ANATOMIA DE UM CRIME (Anatomy of a murder, 1959, Carlyle Productions, 160min) Direção: Otto Preminger. Roteiro: Wendell Mayes, romance de Robert Traver. Fotografia: Sam Leavitt. Montagem: Louis R. Loeffler. Música: Duke Ellington. Direção de arte: Boris Leven. Produção: Otto Preminger. Elenco: James Stewart, Lee Remick, Ben Gazzarra, Arthur O'Connell, Eve Arden, George C. Scott.
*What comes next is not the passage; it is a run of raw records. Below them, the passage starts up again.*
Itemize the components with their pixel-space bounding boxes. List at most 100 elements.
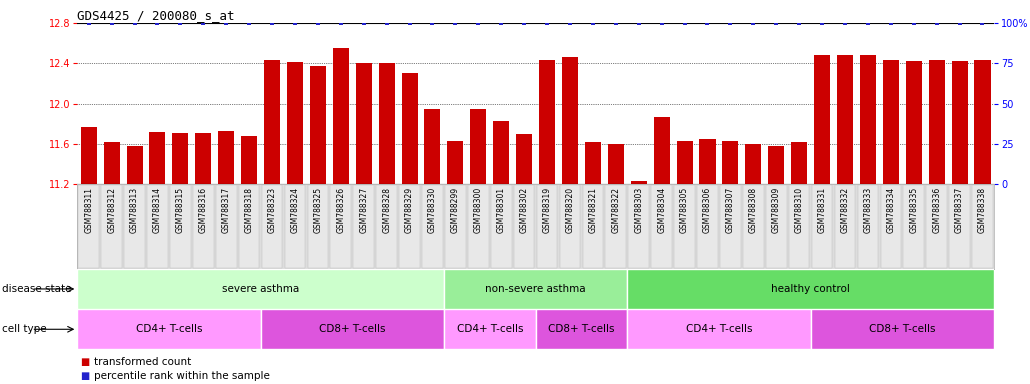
Bar	[444, 309, 536, 349]
Bar	[627, 269, 994, 309]
FancyBboxPatch shape	[651, 185, 672, 268]
Text: GSM788329: GSM788329	[405, 187, 414, 233]
Bar	[929, 60, 945, 184]
Bar	[791, 142, 808, 184]
Text: GSM788317: GSM788317	[221, 187, 231, 233]
Text: GSM788327: GSM788327	[359, 187, 368, 233]
Point	[608, 20, 624, 26]
FancyBboxPatch shape	[101, 185, 122, 268]
Bar	[883, 60, 899, 184]
Bar	[860, 55, 876, 184]
Text: GSM788306: GSM788306	[703, 187, 712, 233]
FancyBboxPatch shape	[262, 185, 282, 268]
FancyBboxPatch shape	[353, 185, 374, 268]
Bar	[471, 109, 486, 184]
Point	[470, 20, 486, 26]
Text: GSM788326: GSM788326	[337, 187, 345, 233]
Bar	[952, 61, 967, 184]
FancyBboxPatch shape	[331, 185, 351, 268]
Bar	[104, 142, 119, 184]
Text: healthy control: healthy control	[771, 284, 850, 294]
Bar	[310, 66, 325, 184]
Text: disease state: disease state	[2, 284, 71, 294]
Text: GSM788336: GSM788336	[932, 187, 941, 233]
Text: ■: ■	[80, 371, 90, 381]
Text: GSM788330: GSM788330	[428, 187, 437, 233]
Bar	[768, 146, 784, 184]
FancyBboxPatch shape	[193, 185, 213, 268]
Text: GSM788299: GSM788299	[451, 187, 459, 233]
Point	[103, 20, 119, 26]
FancyBboxPatch shape	[972, 185, 993, 268]
FancyBboxPatch shape	[284, 185, 305, 268]
FancyBboxPatch shape	[606, 185, 626, 268]
FancyBboxPatch shape	[950, 185, 970, 268]
Text: percentile rank within the sample: percentile rank within the sample	[94, 371, 270, 381]
Text: GSM788338: GSM788338	[978, 187, 987, 233]
FancyBboxPatch shape	[881, 185, 901, 268]
Bar	[241, 136, 258, 184]
Point	[195, 20, 211, 26]
Text: GSM788313: GSM788313	[130, 187, 139, 233]
Bar	[493, 121, 509, 184]
Bar	[424, 109, 441, 184]
Text: GSM788301: GSM788301	[496, 187, 506, 233]
Text: GSM788312: GSM788312	[107, 187, 116, 233]
Bar	[974, 60, 991, 184]
Bar	[539, 60, 555, 184]
FancyBboxPatch shape	[125, 185, 145, 268]
Bar	[627, 309, 811, 349]
Point	[447, 20, 464, 26]
Text: GSM788332: GSM788332	[840, 187, 850, 233]
Bar	[837, 55, 853, 184]
FancyBboxPatch shape	[491, 185, 512, 268]
FancyBboxPatch shape	[926, 185, 947, 268]
Point	[928, 20, 945, 26]
Bar	[654, 117, 670, 184]
Bar	[261, 309, 444, 349]
FancyBboxPatch shape	[537, 185, 557, 268]
FancyBboxPatch shape	[720, 185, 741, 268]
Point	[539, 20, 555, 26]
Bar	[264, 60, 280, 184]
Bar	[172, 133, 188, 184]
Text: CD4+ T-cells: CD4+ T-cells	[456, 324, 523, 334]
Bar	[218, 131, 234, 184]
Text: GSM788314: GSM788314	[153, 187, 162, 233]
Bar	[379, 63, 394, 184]
Text: GSM788309: GSM788309	[771, 187, 781, 233]
Text: GSM788308: GSM788308	[749, 187, 758, 233]
Text: GSM788318: GSM788318	[245, 187, 253, 233]
Text: GSM788304: GSM788304	[657, 187, 666, 233]
Point	[722, 20, 739, 26]
FancyBboxPatch shape	[834, 185, 855, 268]
Point	[516, 20, 533, 26]
FancyBboxPatch shape	[789, 185, 810, 268]
Point	[860, 20, 877, 26]
Text: GSM788307: GSM788307	[726, 187, 734, 233]
Point	[630, 20, 647, 26]
Point	[836, 20, 853, 26]
Bar	[80, 127, 97, 184]
Text: GSM788320: GSM788320	[565, 187, 575, 233]
Bar	[905, 61, 922, 184]
Point	[172, 20, 188, 26]
Point	[905, 20, 922, 26]
FancyBboxPatch shape	[308, 185, 329, 268]
Point	[80, 20, 97, 26]
FancyBboxPatch shape	[514, 185, 535, 268]
Point	[378, 20, 394, 26]
Bar	[699, 139, 716, 184]
Text: CD8+ T-cells: CD8+ T-cells	[319, 324, 385, 334]
FancyBboxPatch shape	[170, 185, 191, 268]
FancyBboxPatch shape	[675, 185, 695, 268]
Text: ■: ■	[80, 357, 90, 367]
Point	[286, 20, 303, 26]
Text: non-severe asthma: non-severe asthma	[485, 284, 586, 294]
Point	[814, 20, 830, 26]
Text: GSM788316: GSM788316	[199, 187, 208, 233]
Point	[241, 20, 258, 26]
FancyBboxPatch shape	[422, 185, 443, 268]
FancyBboxPatch shape	[559, 185, 580, 268]
Bar	[149, 132, 166, 184]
Estreia: 01/7/59

7 indicações ao Oscar: Melhor Filme, Ator (James Stewart), Ator Coadjuvante (Arthur O'Connell, George C. Scott), Roteiro Adaptado, Fotografia em P&B, Montagem

Um filme que, em plena vigência do Código Hays - guia de regras morais impostas ao cinema americano entre os anos de 1930 e 1968 e que tentava controlar, de forma ditatorial, o conteúdo que se considerava desagradável ou impróprio ao público - se utilizava de termos como "calcinha", "estupro", "esperma", "penetração" e "vagabunda" já merecia figurar em qualquer lista de obras imprescindíveis para se melhor compreender a história do cinema hollywoodiano. Se o filme em questão ainda por cima for um drama de tribunal da melhor estirpe, adaptado do romance de um juiz da Suprema Corte, dirigido por um cineasta sério e estrelado por James Stewart e George C. Scott, então, tal merecimento se transforma em obrigação. Sendo assim, não é à toa que "Anatomia de um crime" siga, mais de meio século depois de seu lançamento, como uma das mais importantes produções americanas de todos os tempos.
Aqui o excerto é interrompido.